Monday, December 19, 2016

Perestroika visa a mudar socialismo


Pedro J. Bondaczuk


O presidente soviético Mikhail Gorbachev, ao lançar a idéia da "perestroika", em momento algum pretendeu substituir o socialismo pelo capitalismo. Pelo contrário, procurou incorporar elementos capitalistas positivos --- como o mercado livre, o respeito absoluto pelo consumidor, o enfoque não somente para a quantidade mas também para a qualidade dos produtos oferecidos --- ao sistema vigente em seu país.

Propôs, na verdade, uma nova revolução. Se com barricadas e armas na mão ou não dependeria do tipo de reação que sabia que iria enfrentar por parte dos "czares" comunistas, encastelados no poder, sufocando o potencial criativo de toda a nação. Há muito equívoco em torno das idéias do líder do Cremlin, já a partir da própria definição da palavra que passou a simbolizar as reformas que sugeriu.

No apêndice do livro "Mikhail Gorbachev, a Proposta", volume II, da Editora Expressão e Cultura, há a seguinte observação: "Perestroika - Reconstrução do sistema de relações sociais e econômicas vigentes na URSS, a partir de um modelo sócio-econômico de inspiração socialista preexistente".

Não é, portanto, como muitos apregoam, um retorno ao capitalismo. No Brasil, e na imprensa ocidental, a palavra "perestroika" vem sendo traduzida como "restruturação". Aliás, pelo menos nesse ponto, a tradução do significado foi das mais felizes.

O que o presidente soviético pretende é, ousadamente, reestruturar. Não somente a máquina do Estado, sua composição e funcionamento, mas a própria maneira dela ser montada, seus objetivos e seu relacionamento com a sociedade. Tem por objetivo estabelecer os limites entre o individual e o coletivo, o que jamais aconteceu na União Soviética, em tempo algum.

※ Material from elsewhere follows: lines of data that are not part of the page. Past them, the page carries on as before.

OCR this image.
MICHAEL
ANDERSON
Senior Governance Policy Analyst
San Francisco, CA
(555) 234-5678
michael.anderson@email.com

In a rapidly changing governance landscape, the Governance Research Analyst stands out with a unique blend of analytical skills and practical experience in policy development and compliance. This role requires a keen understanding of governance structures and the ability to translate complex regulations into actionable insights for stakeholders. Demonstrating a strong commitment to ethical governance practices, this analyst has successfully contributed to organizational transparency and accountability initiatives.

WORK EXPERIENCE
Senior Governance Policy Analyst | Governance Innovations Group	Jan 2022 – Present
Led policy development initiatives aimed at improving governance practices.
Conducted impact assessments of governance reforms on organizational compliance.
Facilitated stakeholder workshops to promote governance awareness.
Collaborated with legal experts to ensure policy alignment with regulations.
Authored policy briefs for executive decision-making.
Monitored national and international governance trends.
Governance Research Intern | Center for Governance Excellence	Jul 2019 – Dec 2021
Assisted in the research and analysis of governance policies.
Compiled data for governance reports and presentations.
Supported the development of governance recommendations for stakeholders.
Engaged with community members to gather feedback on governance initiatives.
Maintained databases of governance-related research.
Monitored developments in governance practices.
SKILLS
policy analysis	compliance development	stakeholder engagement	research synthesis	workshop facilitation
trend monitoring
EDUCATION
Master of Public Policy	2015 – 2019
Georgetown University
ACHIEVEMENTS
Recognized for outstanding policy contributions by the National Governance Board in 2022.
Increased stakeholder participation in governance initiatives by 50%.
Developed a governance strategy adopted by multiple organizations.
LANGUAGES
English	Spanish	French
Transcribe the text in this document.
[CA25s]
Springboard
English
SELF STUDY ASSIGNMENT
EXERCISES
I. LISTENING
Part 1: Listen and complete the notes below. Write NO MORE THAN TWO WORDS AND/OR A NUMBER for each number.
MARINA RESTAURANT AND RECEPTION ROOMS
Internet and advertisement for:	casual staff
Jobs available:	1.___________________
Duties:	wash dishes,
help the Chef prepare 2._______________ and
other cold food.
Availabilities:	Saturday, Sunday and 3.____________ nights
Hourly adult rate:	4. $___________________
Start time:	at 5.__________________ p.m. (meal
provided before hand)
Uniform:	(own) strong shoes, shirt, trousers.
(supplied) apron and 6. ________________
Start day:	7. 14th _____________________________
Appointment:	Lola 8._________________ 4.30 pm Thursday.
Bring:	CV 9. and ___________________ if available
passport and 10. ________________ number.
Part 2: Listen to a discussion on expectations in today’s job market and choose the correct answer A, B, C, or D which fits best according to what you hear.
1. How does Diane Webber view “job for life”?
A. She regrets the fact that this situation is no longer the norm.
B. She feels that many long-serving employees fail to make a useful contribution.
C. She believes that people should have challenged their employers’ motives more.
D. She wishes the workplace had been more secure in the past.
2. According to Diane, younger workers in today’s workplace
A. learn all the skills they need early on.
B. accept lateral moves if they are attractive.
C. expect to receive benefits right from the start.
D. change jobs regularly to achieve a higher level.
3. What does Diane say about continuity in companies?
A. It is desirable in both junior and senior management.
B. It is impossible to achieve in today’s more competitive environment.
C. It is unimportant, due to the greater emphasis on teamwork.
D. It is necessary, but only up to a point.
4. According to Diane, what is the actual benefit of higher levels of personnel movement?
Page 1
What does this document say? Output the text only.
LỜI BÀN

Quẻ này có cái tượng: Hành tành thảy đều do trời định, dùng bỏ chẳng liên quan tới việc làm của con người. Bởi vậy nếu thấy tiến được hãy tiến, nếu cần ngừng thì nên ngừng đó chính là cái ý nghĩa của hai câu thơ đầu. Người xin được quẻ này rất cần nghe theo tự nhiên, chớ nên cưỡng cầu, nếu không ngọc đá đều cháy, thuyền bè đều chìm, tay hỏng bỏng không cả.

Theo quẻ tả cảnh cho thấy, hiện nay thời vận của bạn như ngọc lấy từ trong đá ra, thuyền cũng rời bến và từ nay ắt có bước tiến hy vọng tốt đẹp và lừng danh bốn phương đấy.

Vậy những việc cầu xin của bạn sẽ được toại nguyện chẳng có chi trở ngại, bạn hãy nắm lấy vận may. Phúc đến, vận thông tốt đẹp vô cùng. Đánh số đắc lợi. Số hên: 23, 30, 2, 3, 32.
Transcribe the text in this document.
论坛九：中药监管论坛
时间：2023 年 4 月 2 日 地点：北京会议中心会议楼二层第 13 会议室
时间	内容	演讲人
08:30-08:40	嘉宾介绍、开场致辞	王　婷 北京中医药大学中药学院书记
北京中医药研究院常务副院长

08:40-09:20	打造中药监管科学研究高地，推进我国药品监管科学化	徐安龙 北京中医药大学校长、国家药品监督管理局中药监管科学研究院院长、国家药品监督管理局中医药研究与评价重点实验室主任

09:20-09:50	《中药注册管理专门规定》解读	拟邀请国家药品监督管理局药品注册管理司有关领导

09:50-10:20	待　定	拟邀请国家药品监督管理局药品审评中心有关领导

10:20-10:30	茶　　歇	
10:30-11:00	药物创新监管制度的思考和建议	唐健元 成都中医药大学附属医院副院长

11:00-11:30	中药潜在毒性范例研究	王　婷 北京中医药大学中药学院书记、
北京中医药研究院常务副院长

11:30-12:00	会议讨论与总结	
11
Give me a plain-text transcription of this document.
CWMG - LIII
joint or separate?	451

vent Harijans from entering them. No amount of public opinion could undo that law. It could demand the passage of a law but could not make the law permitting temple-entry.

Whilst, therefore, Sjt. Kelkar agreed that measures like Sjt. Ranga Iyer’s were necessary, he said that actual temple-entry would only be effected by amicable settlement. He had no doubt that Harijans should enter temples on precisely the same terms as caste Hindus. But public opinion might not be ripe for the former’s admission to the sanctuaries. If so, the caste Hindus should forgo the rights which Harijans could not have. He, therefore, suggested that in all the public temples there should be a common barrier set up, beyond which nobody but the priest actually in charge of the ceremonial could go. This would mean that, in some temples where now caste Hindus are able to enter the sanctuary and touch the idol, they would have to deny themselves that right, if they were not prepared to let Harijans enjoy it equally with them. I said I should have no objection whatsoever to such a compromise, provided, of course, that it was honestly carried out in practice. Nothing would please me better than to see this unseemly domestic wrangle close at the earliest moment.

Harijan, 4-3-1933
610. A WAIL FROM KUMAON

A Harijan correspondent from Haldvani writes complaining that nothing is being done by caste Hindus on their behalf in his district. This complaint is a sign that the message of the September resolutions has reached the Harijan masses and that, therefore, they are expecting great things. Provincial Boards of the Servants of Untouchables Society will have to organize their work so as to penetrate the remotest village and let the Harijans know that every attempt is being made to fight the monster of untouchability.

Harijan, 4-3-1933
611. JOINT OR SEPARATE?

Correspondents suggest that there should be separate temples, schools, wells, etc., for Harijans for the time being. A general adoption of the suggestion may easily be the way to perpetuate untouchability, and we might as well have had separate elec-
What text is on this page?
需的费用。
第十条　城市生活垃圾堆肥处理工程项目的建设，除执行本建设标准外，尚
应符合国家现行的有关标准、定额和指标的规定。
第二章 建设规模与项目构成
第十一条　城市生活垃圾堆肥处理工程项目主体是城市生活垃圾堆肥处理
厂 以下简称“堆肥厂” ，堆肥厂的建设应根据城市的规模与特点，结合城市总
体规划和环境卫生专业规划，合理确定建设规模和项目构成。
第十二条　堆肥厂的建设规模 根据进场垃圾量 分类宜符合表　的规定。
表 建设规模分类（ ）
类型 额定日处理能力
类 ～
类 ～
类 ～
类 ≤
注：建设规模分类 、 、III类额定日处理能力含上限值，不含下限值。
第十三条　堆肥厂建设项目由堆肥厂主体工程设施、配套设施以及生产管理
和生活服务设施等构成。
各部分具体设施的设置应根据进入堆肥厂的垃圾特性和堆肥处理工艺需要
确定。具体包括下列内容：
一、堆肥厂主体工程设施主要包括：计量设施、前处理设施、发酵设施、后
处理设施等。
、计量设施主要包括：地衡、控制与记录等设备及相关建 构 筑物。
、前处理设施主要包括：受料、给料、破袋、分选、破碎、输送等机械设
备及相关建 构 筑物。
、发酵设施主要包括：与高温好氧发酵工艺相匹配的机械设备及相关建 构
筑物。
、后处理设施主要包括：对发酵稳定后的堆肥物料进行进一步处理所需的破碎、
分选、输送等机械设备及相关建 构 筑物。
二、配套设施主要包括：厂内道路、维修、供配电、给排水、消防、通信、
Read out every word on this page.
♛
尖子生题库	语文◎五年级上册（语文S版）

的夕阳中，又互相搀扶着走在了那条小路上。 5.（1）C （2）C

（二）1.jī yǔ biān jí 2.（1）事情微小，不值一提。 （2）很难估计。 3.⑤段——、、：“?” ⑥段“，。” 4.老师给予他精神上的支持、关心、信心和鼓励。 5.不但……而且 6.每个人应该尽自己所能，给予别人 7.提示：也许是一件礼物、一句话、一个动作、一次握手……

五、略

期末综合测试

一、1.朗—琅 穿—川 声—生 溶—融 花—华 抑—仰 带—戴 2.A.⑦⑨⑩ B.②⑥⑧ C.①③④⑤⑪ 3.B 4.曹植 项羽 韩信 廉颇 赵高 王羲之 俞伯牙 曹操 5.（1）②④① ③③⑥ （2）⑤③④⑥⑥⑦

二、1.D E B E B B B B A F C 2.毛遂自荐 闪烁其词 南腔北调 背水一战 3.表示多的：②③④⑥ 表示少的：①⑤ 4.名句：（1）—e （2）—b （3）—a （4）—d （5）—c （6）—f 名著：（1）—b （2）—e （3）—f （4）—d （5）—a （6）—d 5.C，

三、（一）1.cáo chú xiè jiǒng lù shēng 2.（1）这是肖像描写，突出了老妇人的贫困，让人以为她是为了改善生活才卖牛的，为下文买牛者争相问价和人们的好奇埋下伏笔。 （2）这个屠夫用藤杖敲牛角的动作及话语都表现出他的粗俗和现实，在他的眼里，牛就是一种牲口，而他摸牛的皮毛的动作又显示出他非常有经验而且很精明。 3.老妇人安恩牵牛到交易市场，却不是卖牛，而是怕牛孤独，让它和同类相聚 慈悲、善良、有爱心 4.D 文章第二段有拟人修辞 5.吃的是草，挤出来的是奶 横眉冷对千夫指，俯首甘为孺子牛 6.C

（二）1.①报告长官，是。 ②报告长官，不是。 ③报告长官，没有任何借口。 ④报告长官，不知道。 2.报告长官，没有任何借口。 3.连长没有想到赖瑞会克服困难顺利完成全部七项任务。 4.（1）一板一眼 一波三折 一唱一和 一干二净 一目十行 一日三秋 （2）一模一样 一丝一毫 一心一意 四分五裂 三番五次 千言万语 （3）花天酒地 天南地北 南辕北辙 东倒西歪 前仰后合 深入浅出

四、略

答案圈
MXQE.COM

Como se observa, trata-se de uma tarefa gigantesca, muito grande para um só homem e uma única geração. Para realizá-la, Gorbachev convocou, virtualmente, toda a população. Porém o povo estava e está mais do que nunca totalmente descrente no sistema e estava caindo numa perigosa apatia. Gorbachev partiu do princípio óbvio de que todo o problema, para ser resolvido, precisa antes ser identificado. E tal diagnóstico tem de ser, necessariamente, o mais exato possível, caso contrário não se conseguirá curar a moléstia social.

Todavia, o presidente soviético jamais poderia confiar nos relatórios elaborados pelos burocratas do Partido Comunista, autênticas peças de ficção, tão inverossímeis e grandiloqüentes eram. Ele próprio constatou, no livro "Perestroika":  "A propaganda do sucesso (do sistema comunista), real ou imaginário, estava ganhando terreno. Os elogios e o servilismo foram encorajados; as necessidades e opiniões dos trabalhadores comuns, geralmente ignoradas. Nas ciências sociais, a teoria escolástica foi estimulada e desenvolvida; o pensamento criativo, expulso, declarando-se juízos voluntaristas e supérfluos como verdades incontestáveis. As discussões científicas e teóricas, indispensáveis ao desenvolvimento do pensamento e ao esforço criativo, foram emasculadas. Tendências negativas semelhantes também influenciaram a cultura, as artes e o jornalismo, bem como os métodos de ensino e a medicina, onde a mediocridade, o formalismo e o panegirico retumbante vieram à tona".

Em suma, os soviéticos agiam como avestruzes, enterrando a cabeça na areia de uma intoxicação ideológica induzida e expunham o corpo à destruição.

(Artigo publicado na página 14, Internacional, do Correio Popular, em 22 de março de 1991).